El periodista español Ernesto Fernández Samaniego publicó la siguiente historia en la página Basketconfidencial y como aborda una problemática humana que nos roza a todos quienes estamos vinculados a este hermoso deporte, nos parece imprescindible leerlo. Así comprenderemos que, además de todo lo que nos gusta de él, el Básquetbol logra incluir en la vida "normal" a mucha gente que no creía posible hacerlo y sentirlo, según la sensibilidad que demuestran esos lungos, diferente a la nuestra (los petizos emotivos) absolutamente transparente. Leamos.
Era marcadamente distinto. Apenas tuvo infancia. Su estatura y corpulencia le catapultaron a una infinita adolescencia, de desgarbado acné, de timidez vacía y marginadora, de sexo desconocido e imposible, el ajeno, de compañeros crueles y ropa de adulto obligada y costosa. Odiaba jugar con otros, incómodamente resignado a su torpeza, a su altura casi cómica, a la confusión sobre su edad, a su latente tristeza. A veces, gente seguramente morbosa, se hacía fotos a su lado. Se sentía marioneta, anécdota, dolorosamente especial.
Estaba subido a ese extraño pedestal que le hacía diferente, llamativo, ajeno a la disposición normal de lo más común, de lo cotidiano. Vivía escondido, abrumado. Pesaba demasiado, medía demasiado, comía demasiado, destacaba demasiado. El placer de viajar se tornaba en asientos de juguete bajo piernas interminables, la urgencia del baño era un zulo dentro de un bar, donde entrar o salir requería instrucciones. Era enorme. Era distinto. Era peor. O eso pensaba. Fueron años largos, lacerantes.
No pasó mucho tiempo. Musculado, 2,10 m, coordinado, potente, seguro de sí mismo. Aprendió a competir, a obedecer con agrado, a respetar al rival, a mirar hacia arriba a algunos amigos, no demasiados –pero ya no importaba–, a hacerse respetar, a que una acción suya mereciera aplausos, a compartir ropa y confidencias, a jugar a peleas sin hacer daño, a lucir orgulloso espalda, bíceps y torso, a saltar para poder llegar a algo, a ese aro, majestuoso y brillante, salvador de su penar. Vivía, por primera vez, en su propia vida… Era un brillante deportista, un enorme saco de virtudes, humanas y deportivas. Era poste, pívot, cinco, ‘center’. Era grande y poderoso, pero humilde.
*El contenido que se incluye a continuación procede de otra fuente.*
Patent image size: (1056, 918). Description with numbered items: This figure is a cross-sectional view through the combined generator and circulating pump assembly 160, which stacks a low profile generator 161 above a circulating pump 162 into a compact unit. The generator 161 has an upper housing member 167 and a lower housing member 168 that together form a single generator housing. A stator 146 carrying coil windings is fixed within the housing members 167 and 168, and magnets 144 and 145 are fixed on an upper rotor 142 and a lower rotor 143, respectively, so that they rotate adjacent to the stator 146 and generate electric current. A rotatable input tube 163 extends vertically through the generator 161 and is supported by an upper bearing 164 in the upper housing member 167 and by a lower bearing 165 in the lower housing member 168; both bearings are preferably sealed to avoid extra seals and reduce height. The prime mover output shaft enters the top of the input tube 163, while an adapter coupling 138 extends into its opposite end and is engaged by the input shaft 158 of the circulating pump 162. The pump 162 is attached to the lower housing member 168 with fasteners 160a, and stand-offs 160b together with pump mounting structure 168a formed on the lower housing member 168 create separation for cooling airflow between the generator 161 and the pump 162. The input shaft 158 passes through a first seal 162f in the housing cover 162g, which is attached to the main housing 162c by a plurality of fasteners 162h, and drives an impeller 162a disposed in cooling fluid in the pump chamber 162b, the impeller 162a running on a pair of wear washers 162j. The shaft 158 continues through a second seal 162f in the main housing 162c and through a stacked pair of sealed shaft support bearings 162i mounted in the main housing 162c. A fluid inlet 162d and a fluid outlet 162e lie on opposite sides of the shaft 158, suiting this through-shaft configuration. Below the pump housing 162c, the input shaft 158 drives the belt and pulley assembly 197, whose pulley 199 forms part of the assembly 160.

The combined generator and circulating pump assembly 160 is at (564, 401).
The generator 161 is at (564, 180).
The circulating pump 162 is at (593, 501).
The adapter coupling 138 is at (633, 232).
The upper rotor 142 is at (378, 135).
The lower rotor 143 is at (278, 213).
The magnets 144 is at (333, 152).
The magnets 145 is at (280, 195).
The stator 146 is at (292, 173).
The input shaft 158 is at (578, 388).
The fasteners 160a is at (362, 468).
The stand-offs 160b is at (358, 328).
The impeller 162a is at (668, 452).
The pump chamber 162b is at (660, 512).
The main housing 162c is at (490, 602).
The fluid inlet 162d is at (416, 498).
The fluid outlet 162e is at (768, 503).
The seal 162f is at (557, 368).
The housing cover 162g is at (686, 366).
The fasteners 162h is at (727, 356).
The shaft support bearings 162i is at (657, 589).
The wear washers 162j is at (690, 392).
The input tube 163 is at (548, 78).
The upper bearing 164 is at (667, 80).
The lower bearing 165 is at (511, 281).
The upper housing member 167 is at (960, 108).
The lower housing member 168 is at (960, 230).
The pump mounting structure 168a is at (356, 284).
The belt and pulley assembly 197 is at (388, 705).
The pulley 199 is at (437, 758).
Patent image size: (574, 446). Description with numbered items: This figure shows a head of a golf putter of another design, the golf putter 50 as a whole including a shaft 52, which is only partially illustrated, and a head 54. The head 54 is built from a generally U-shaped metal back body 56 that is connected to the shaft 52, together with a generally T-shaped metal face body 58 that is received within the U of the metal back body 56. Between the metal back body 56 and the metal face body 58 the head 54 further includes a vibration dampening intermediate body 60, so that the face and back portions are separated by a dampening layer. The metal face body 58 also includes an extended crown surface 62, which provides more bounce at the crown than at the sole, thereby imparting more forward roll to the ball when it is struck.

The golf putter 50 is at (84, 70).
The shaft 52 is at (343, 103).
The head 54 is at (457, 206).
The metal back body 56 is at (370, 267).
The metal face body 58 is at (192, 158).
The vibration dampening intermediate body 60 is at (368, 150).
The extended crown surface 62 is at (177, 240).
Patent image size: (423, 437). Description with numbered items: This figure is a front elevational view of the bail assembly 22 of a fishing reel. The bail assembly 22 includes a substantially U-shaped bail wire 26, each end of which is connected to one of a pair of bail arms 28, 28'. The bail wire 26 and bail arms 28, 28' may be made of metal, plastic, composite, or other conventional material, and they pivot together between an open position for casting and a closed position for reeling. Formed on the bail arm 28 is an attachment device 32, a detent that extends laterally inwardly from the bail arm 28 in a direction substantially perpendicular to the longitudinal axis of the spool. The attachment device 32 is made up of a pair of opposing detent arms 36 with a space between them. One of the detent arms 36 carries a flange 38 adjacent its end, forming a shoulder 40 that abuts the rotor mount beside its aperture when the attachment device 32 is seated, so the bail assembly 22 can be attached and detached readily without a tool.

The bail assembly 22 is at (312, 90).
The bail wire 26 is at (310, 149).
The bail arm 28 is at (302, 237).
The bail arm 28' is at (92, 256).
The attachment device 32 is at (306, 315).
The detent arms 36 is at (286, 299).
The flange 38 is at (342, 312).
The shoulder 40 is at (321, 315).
Era feliz.
El momento de saltar a la pista casi olía diferente, la zona era su casa, sin hipotecas, firmaba autógrafos, sus compañeros eran como él, su vida era para él, su hotel era suyo, su cama era enorme, y se gustaba. Su madre le seguía acariciando, pero la caricia del destino se la ofreció su mano amiga, su mentor.
Escoger es un arte, pero acertar es la obra maestra.